A check on Wikipedia suggests that the only film featuring Bertie was Thank you, Jeeves, with Arthur Treacher as Jeeves and David Niven as Bertie. I will pass hastily over a video of the By Jeeves musical with Martin Jarvis, of all people, in the title role.

Jeeves and Wooster have done better out of TV with the 1960s series starring Denis Price and Ian Carmichael and, more recently, with Stephen Fry and Hugh Lawrie. The latter was a good series but I the older pair fitted my preconceived ideas better.

On my shelves I have illustrated editions by Paul Cox (Folio) - I generally like his work but his images are not the ones in my head. The new Everyman edition has attractive covers by Andrzej Klimowski but those that I have seen aren't much help in putting faces to the main characters. I have one or two later Jenkins editions with rather lurid (and unattributed) dust jackets. Finally there is the Penguin printing of the 1970s with covers by Ionicus. I think these are much more satisfactory and worth collecting for the covers alone.

What do people think? Any other recommendations? Fry or Price? Lawrie or Carmichael?

2thorold
Jul 5, 2009, 2:56 pm

Chacun à son goût, I suppose...

The trouble with Bertie is that he's simultaneously a middle-aged bachelor and an impish schoolboy - if you draw a picture of him, or show him on the screen, you pin him down to one or the other. It's probably safer just to draw Jeeves.

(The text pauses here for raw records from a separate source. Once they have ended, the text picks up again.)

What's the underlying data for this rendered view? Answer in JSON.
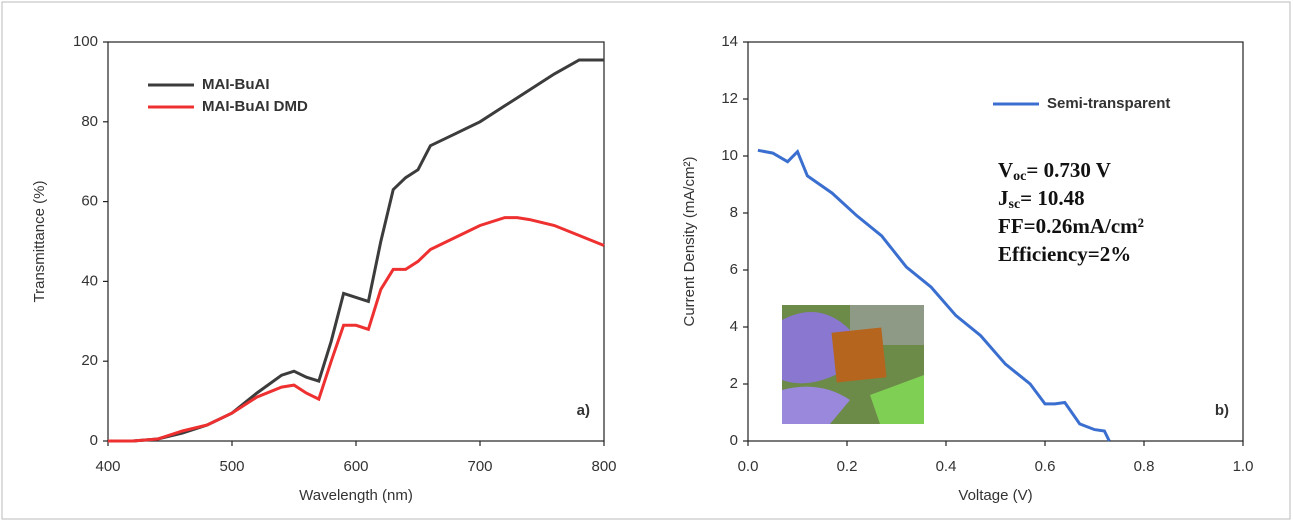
{
  "chart_data": [
    {
      "type": "line",
      "x_label": "Wavelength (nm)",
      "y_label": "Transmittance (%)",
      "annotation": "a)",
      "x": [
        400,
        420,
        440,
        460,
        480,
        500,
        520,
        540,
        550,
        560,
        570,
        580,
        590,
        600,
        610,
        620,
        630,
        640,
        650,
        660,
        680,
        700,
        720,
        730,
        740,
        760,
        780,
        800
      ],
      "series": [
        {
          "name": "MAI-BuAI",
          "color": "#3c3c3c",
          "values": [
            0,
            0,
            0.5,
            2,
            4,
            7,
            12,
            16.5,
            17.5,
            16,
            15,
            25,
            37,
            36,
            35,
            50,
            63,
            66,
            68,
            74,
            77,
            80,
            84,
            86,
            88,
            92,
            95.5,
            95.5
          ]
        },
        {
          "name": "MAI-BuAI DMD",
          "color": "#ee3030",
          "values": [
            0,
            0,
            0.5,
            2.5,
            4,
            7,
            11,
            13.5,
            14,
            12,
            10.5,
            20,
            29,
            29,
            28,
            38,
            43,
            43,
            45,
            48,
            51,
            54,
            56,
            56,
            55.5,
            54,
            51.5,
            49
          ]
        }
      ],
      "xlim": [
        400,
        800
      ],
      "xticks": [
        400,
        500,
        600,
        700,
        800
      ],
      "ylim": [
        0,
        100
      ],
      "yticks": [
        0,
        20,
        40,
        60,
        80,
        100
      ]
    },
    {
      "type": "line",
      "x_label": "Voltage (V)",
      "y_label": "Current Density (mA/cm²)",
      "annotation": "b)",
      "x": [
        0.02,
        0.05,
        0.08,
        0.1,
        0.12,
        0.17,
        0.22,
        0.27,
        0.32,
        0.37,
        0.42,
        0.47,
        0.52,
        0.57,
        0.6,
        0.62,
        0.64,
        0.67,
        0.7,
        0.72,
        0.73
      ],
      "series": [
        {
          "name": "Semi-transparent",
          "color": "#3a6fd0",
          "values": [
            10.2,
            10.1,
            9.8,
            10.15,
            9.3,
            8.7,
            7.9,
            7.2,
            6.1,
            5.4,
            4.4,
            3.7,
            2.7,
            2.0,
            1.3,
            1.3,
            1.35,
            0.6,
            0.4,
            0.35,
            0
          ]
        }
      ],
      "xlim": [
        0,
        1
      ],
      "xticks": [
        {
          "value": 0,
          "label": "0.0"
        },
        0.2,
        0.4,
        0.6,
        0.8,
        {
          "value": 1,
          "label": "1.0"
        }
      ],
      "ylim": [
        0,
        14
      ],
      "yticks": [
        0,
        2,
        4,
        6,
        8,
        10,
        12,
        14
      ],
      "parameters": [
        {
          "main": "V",
          "sub": "oc",
          "rest": "= 0.730 V"
        },
        {
          "main": "J",
          "sub": "sc",
          "rest": "= 10.48"
        },
        {
          "main": "FF=0.26mA/cm²"
        },
        {
          "main": "Efficiency=2%"
        }
      ]
    }
  ]
}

I'm quite fond of the illustrations by Paul Galdone in the American edition of Joy in the morning. He does quite well at bringing out Bertie's child-like quality. A lot of other representations just make him look rather an upper-class oaf, especially in the Ionicus covers (more like a lawyer than a stealer of cow-creamers) - the more stylised covers by David Hitch on more recent Penguins seem to me to work a bit better, leaving more to the imagination. I think the Klimowski covers ended up rather ugly, and very depressing. His cover for The code of the Woosters would be perfect for Crime and Punishment or something...

3roomsofbooks
Jul 14, 2018, 1:44 pm

I read recently, tho can't recall where, that Wodehouse was shown some episodes of Carmichael/Price and was very enthusiastic about Price as Jeeves but thought C was too old.

Sadly, the Laurie/Fry, we'll never know.

4Maura49
Nov 27, 2022, 4:27 am

>3 roomsofbooks: He was probably right about that as I believe that Bertie is around 25 years old in the books and Ian Carmichael must have been 40ish by the time of this 1960's series.